METHODS: We studied data from 168 patients with CH-C who were treated with the combination of Peg-IFN and ribavirin. Plasma concentrations of amino acids were measured by mass spectrometry. Liver gene expression profiles were obtained from 91 patients. Huh-7 cells were used to evaluate the IFN signaling pathway, mammalian target of rapamycin complex1 (mTORC1), and forkhead box O (Foxo). Antiviral signaling induced by branched-chain amino acids (BCAAs) was determined using the in vitro HCV replication system.

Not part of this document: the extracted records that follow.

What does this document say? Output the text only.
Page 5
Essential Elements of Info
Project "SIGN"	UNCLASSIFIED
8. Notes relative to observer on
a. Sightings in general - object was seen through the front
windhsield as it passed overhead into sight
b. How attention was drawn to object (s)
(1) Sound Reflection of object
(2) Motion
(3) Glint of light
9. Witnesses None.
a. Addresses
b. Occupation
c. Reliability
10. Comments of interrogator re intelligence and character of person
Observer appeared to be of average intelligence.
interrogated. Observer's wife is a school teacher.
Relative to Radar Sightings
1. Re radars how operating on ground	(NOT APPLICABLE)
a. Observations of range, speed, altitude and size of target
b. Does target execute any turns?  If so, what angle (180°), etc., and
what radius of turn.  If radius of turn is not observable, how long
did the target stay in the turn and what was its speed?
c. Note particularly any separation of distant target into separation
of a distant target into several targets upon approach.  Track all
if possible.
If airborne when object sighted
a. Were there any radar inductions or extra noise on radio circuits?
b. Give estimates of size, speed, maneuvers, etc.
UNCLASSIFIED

RESULTS: Multivariate logistic regression analysis showed that Fischer's ratio was significantly associated with non-responders, independent of IL28B polymorphisms or the histologic stage of the liver. Fischer's ratio was inversely correlated with expression of BCAA transaminase 1, and was affected by hepatic mTORC1 signaling. IFN stimulation was substantially impaired in Huh-7 cells grown in medium low in amino acid concentration, through repressed mTORC1 signaling and increased Socs3 expression, which was regulated by Foxo3a. BCAA could restore impaired IFN signaling and inhibit hepatitis C virus replication under conditions of malnutrition.

CONCLUSIONS: Malnutrition impaired IFN signaling, by inhibiting mTORC1 and activating Socs3 signaling through Foxo3a. Increasing BCAAs to upregulate IFN signaling might be used as a new therapeutic approach for patients with advanced CH-C.